To this day, I still have pretty well-developed upper body strength. It’s diminshed, over the past five years or so, since my fall down the stairs and my “decision” to quit going to the gym. But I still walk with a thrower’s posture — poised for action, and leading with my shoulders.

It feels good to move. I had forgotten that, over my years of post MTBI inactivity. I became intensely uncomfortable in public places, and I became almost agorophobic in ways. I also became a lot more sedentary, just sitting for hours, literally doing nothing. Strange, how that goes.

But in the past several months, since I started getting on the exercise bike and riding, I’ve rediscovered how good it feels to move. Just to exercise, to engage my muscles in motion. To feel the blood rushing through my veins, the breath quickening in my lungs. And sweat trickling down my torso — a feeling I had all but forgotten.

And when I spontaneously lifted that bag of litter over my head and did 10 quick presses, my muscles warmed with a welcome glow, and part of me remembered — I used to know how to do this. And I used to do it a lot.

It’s true. I did used to do it a lot. In the years before my fall in 2004, I was a regular at the gym, and the “extra” weight I carried was all muscle. My doctor would lecture me, when I got on the scales and they showed I was “over”, but when I rolled up my sleeve and flexed my bicep, they stopped complaining at me being 10 pounds “overweight”.

I haven’t seen that doctor in quite a few years. I’ve moved on. My new doctor has never seen me in peak physical condition, and they don’t know I’m capable of it.

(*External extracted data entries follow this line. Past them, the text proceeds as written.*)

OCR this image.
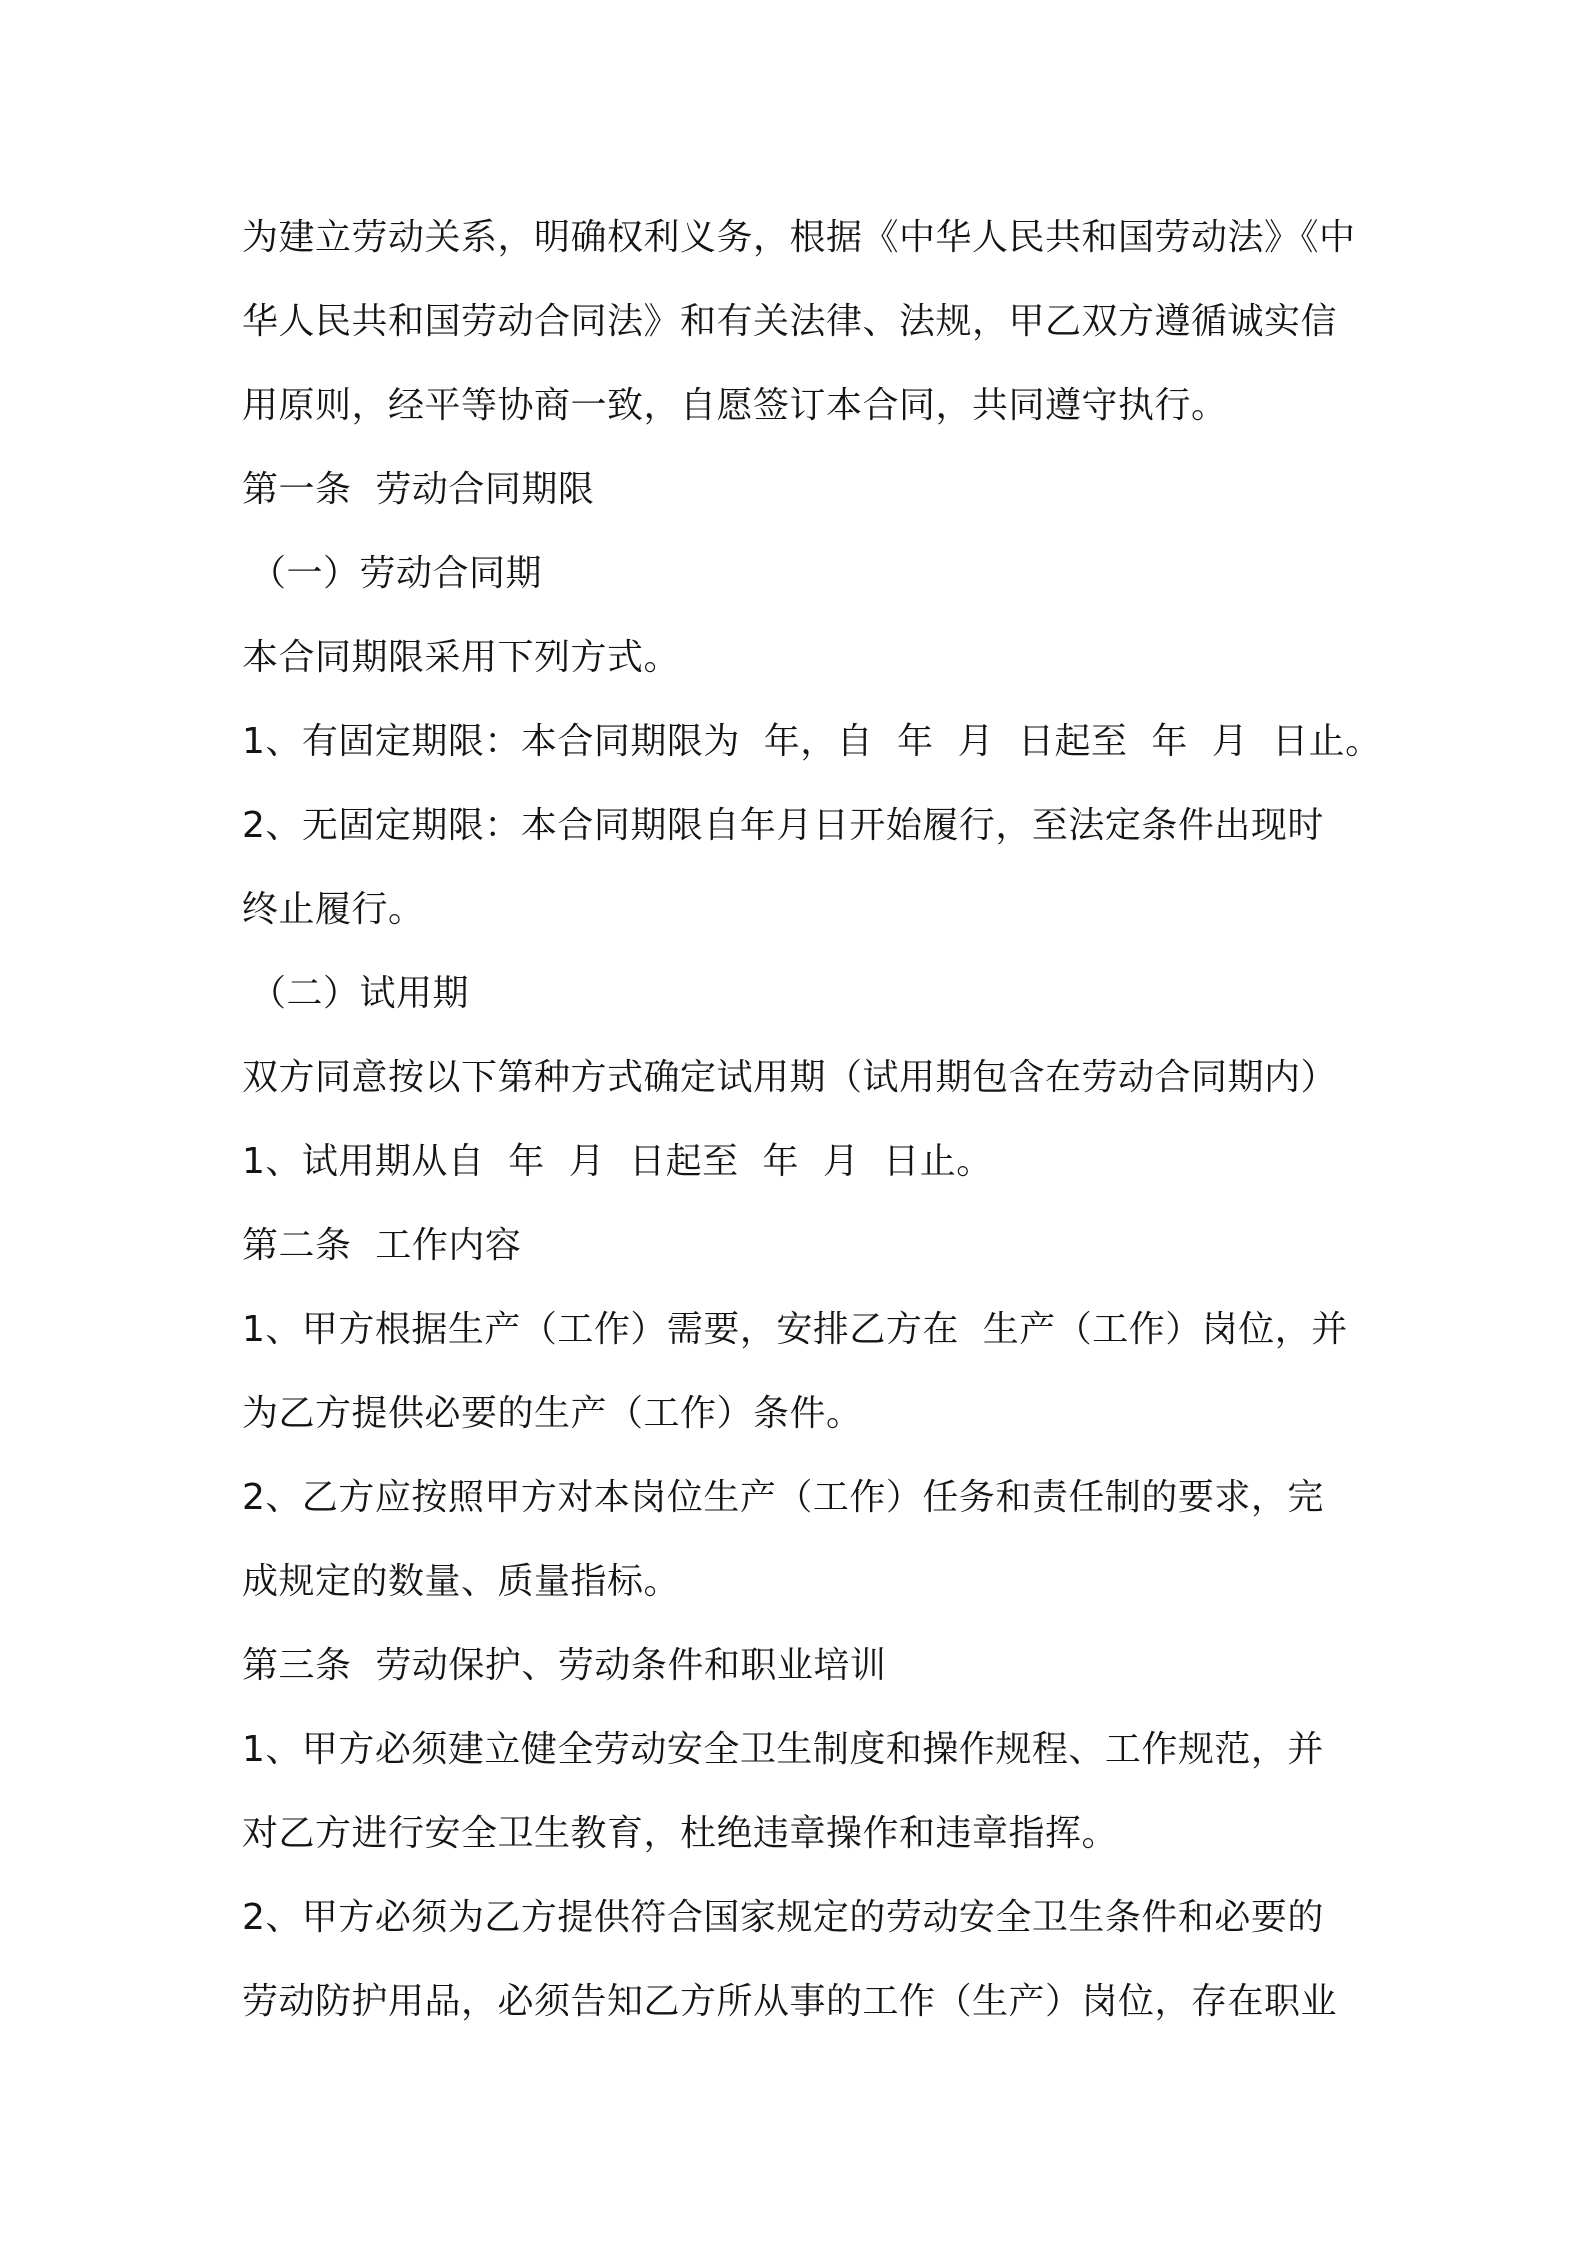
为建立劳动关系，明确权利义务，根据《中华人民共和国劳动法》《中
华人民共和国劳动合同法》和有关法律、法规，甲乙双方遵循诚实信
用原则，经平等协商一致，自愿签订本合同，共同遵守执行。
第一条  劳动合同期限
（一）劳动合同期
本合同期限采用下列方式。
1、有固定期限：本合同期限为  年，自  年  月  日起至  年  月  日止。
2、无固定期限：本合同期限自年月日开始履行，至法定条件出现时
终止履行。
（二）试用期
双方同意按以下第种方式确定试用期（试用期包含在劳动合同期内）
1、试用期从自  年  月  日起至  年  月  日止。
第二条  工作内容
1、甲方根据生产（工作）需要，安排乙方在  生产（工作）岗位，并
为乙方提供必要的生产（工作）条件。
2、乙方应按照甲方对本岗位生产（工作）任务和责任制的要求，完
成规定的数量、质量指标。
第三条  劳动保护、劳动条件和职业培训
1、甲方必须建立健全劳动安全卫生制度和操作规程、工作规范，并
对乙方进行安全卫生教育，杜绝违章操作和违章指挥。
2、甲方必须为乙方提供符合国家规定的劳动安全卫生条件和必要的
劳动防护用品，必须告知乙方所从事的工作（生产）岗位，存在职业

But what nobody probably knows — or would guess from looking at me — is that my body responds extremely well to exercise, especially weight training. Perhaps it was my athletic youth that set the stage. Perhaps it’s just a genetic thing. My dad has always been lithe and athletic, and he’s pretty much kept in shape over the years, as his brothers and friends have all gone to pot. On my mom’s side, my grandfather is also wiry and fit, despite pushing 100 years of age. Now, the women on both sides of my family tend to be heavier, which is where I’ve been leaning. But as a kid, I always took after my dad’s looks and build, so I’m guessing (hoping) that once I get past this lumpish existence, I can restore at least some of that past grandeur. Not all of it, perhaps… no, wait — why not all of it? Why not go even farther? Why not get even more fit? When I was weight training regularly, I consciously held back from my workouts, not wanting to bulk up so much that I’d have to work like the dickens to maintain it over time. I know for a fact, I could have gotten even more fit, back then. Why not do it now?

Why not indeed?

Well, anyway, first things first — I need to ease into this, so I don’t injure myself right out of the gate. I’ll need to use lighter weights from the get-go, so my muscles can get re-acclimated to moving in that specialized way. I’ll need to make sure I do some light lifting on a regular basis, and ease into the heavier weights slowly but surely. And I’ll leave plenty of time for rest. If there’s one thing that knocks the stuffing out of weight-trainers and compromises the quality of their training, it’s lack of rest. And poor nutrition. In training, I’ll need to eat right — and have plenty of protein. Keep the carbs as complex as I can get them — but don’t eliminate them entirely. My brain needs to quality glucose. No sense in getting physically fit, if my brain suffers as a result!

Balance. It’s all about balance. And as a former thrower, I know all too well what improper balance can do to someone who’s handling very heavy weights. It’s a recipe for serious injury. I’ve already been injured — plenty of times. The last thing I need, is more.

So, onward and upward. Back to the movements. Back to the sensation. Back to the muscle and sweat and fitness.